Die dänische Bevölkerung im heutigen Schleswig-Holstein wurde erstmals eine nationale Minderheit, als das ehemals unabhängige Herzogtum Schleswig im Dänisch-Preußischen Krieg 1864 an Preußen fiel. Die Zeit nach dem Krieg war geprägt von einer deutschen Nationalisierung der Region, im Zuge derer der Gebrauch der dänischen Sprache im öffentlichen Raum abnahm und Deutsch das Leben dominierte. Das Verhältnis zwischen Deutschen und Dänen war angespannt, und vor allem im Norden der Region blieb Dänisch die Alltagssprache.

Nach dem Ersten Weltkrieg wurden 1920 in der Region zwei Volksabstimmungen abgehalten, durch die die heute noch bestehende Grenze zwischen Deutschland und Dänemark festgelegt wurde. Der südliche Teil Schleswigs stimmte mehrheitlich für den Verbleib in Deutschland, während der nördliche Teil für einen Anschluss an Dänemark stimmte. Bald darauf wurden die ersten Einrichtungen der Minderheit gegründet, die zum Teil heute noch bestehen und wichtige Arbeit in der Erhaltung ihrer Sprache und Kultur leisten. Das Verhältnis zwischen Deutschen und Dänen blieb aber angespannt, und unter dem Naziregime kam das dänische kulturelle Leben aus Angst vor Repressalien größtenteils zum Erliegen. Erst nach dem Zweiten Weltkrieg kam es zu einer Wiederbelebung der dänischen Kultur in der Region, begünstigt durch einen großen Zulauf von Menschen sowie die Bonner Erklärung von 1955, die als ein Teil der sogenannten Bonn-Kopenhagen-Erklärungen den gegenseitigen Schutz und die Förderung der Minderheiten dies- und jenseits der Grenze regelte.

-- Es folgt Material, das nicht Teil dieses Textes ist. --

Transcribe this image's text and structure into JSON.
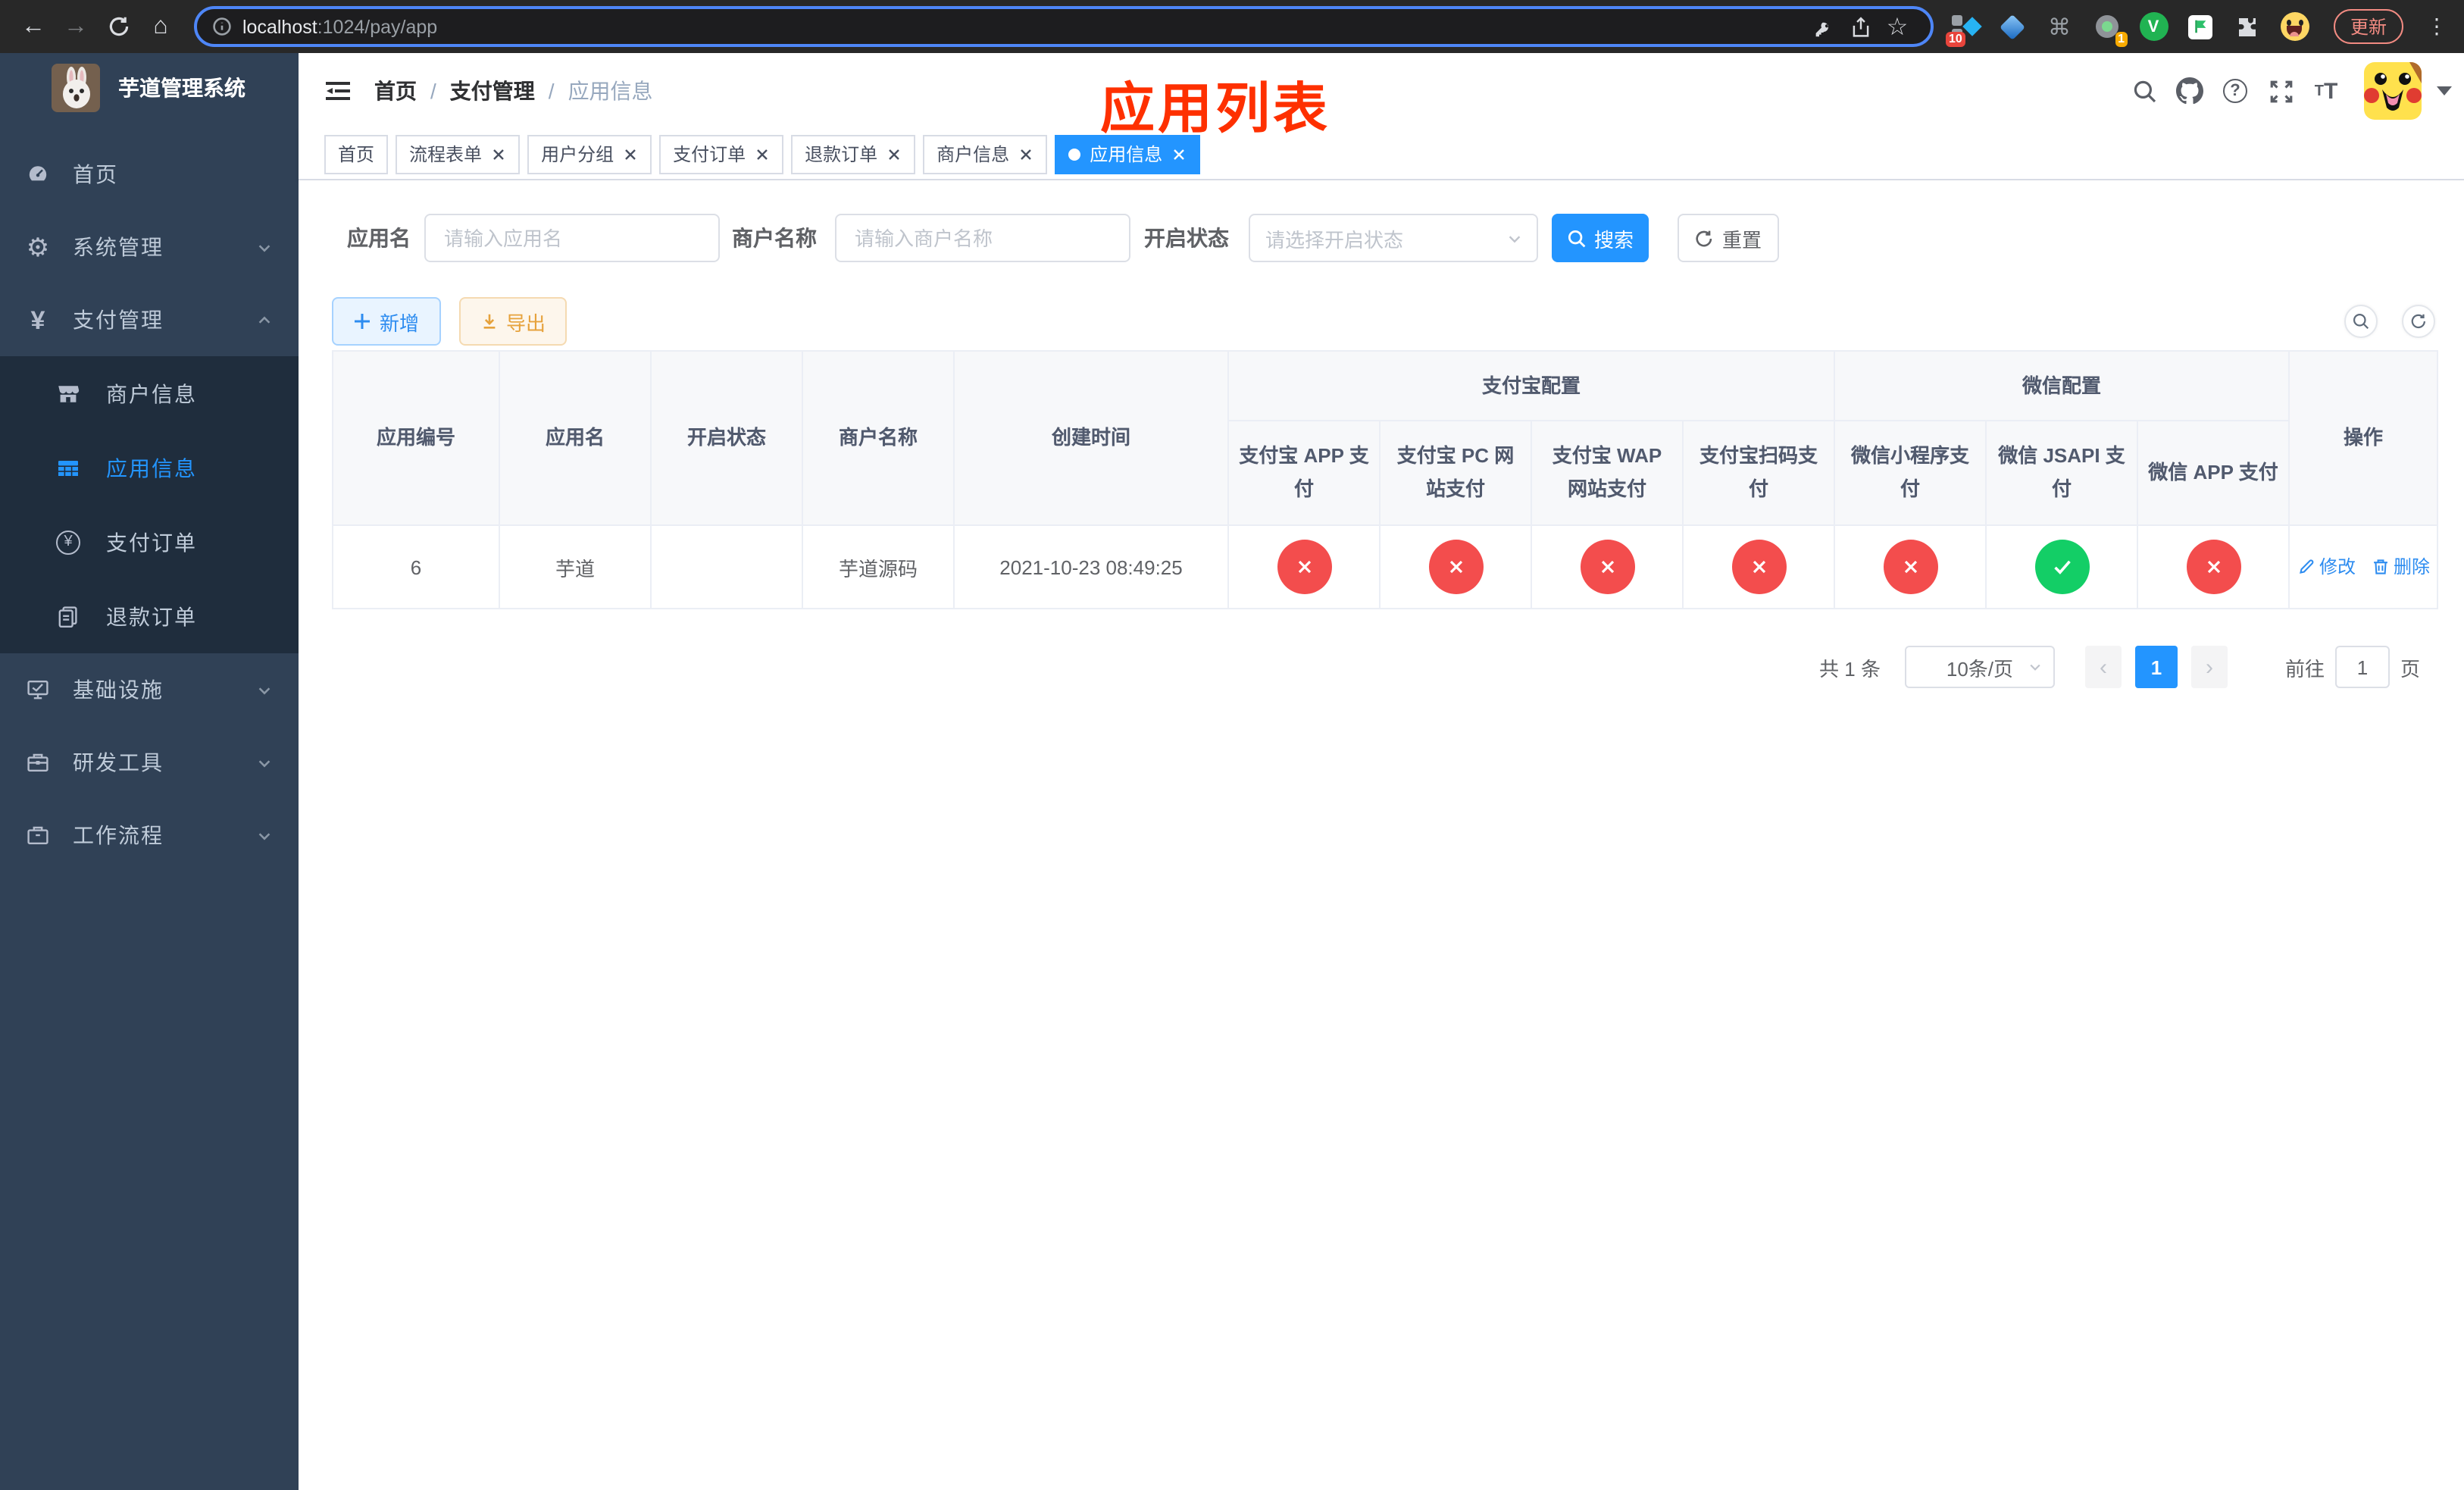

Die dänische Minderheit identifiziert sich heute hauptsächlich über ihre Sprache sowie über gemeinsame Werte, die stark mit dem Mutterstaat Dänemark in Verbindung gebracht werden. Traditionell ist die dänische Minderheit in einem kompakten Gebiet entlang der deutsch-dänischen Grenze angesiedelt, das als Südschleswig bezeichnet wird. Die Größe der Minderheit wird auf etwa 50000 Menschen geschätzt, was deutschlandweit einem Bevölkerungsanteil von rund 0,1 Prozent entspricht, in Schleswig-Holstein rund 1,8 Prozent. Der Großteil der Angehörigen der Minderheit spricht sowohl Dänisch als auch Deutsch, und die Kinder wachsen in der Regel zweisprachig auf. Kinder und Erwachsene, die der Minderheit angehören, haben Zugang zu einem umfangreichen Bildungssystem aus privaten Schulen, Kindergärten und Institutionen der Erwachsenenbildung, die sowohl die Sprachfähigkeiten, als auch den Zusammenhalt in der Minderheit fördern. Zusätzlich wird eine große Anzahl an Dienstleistungen in der dänischen Sprache angeboten, zum Beispiel Gesundheitsdienste, Büchereien, Kirchen und auch Unterstützung bei Behördengängen. Die hauptsächlich lutherische Minderheit verfügt außerdem über ein kleines, aber aktives Netzwerk aus Pastoren und Gemeinden, die kulturelle Veranstaltungen organisieren und Messen in dänischer Sprache anbieten.

Die Einrichtungen der Minderheit werden von ihren Mitgliedern betrieben. Besondere Bedeutung kommt hierbei der kulturellen Dachorganisation Sydslesvigsk Forening (SSF) mit dem dänischen Generalsekretariat in Flensburg sowie dem Südschleswigschen Schulverein zu. Die Organisationen und Einrichtungen der dänischen Minderheit werden finanziell mit Mitteln aus dem schleswig-holsteinischen Landeshaushalt, dem dänischen Staatshaushalt sowie in geringerem Maße aus dem Bundeshaushalt unterstützt. Ein weiterer Teil der Finanzierung stammt aus Mitgliedsbeiträgen und Spenden aus Dänemark und von Angehörigen der Minderheit selbst.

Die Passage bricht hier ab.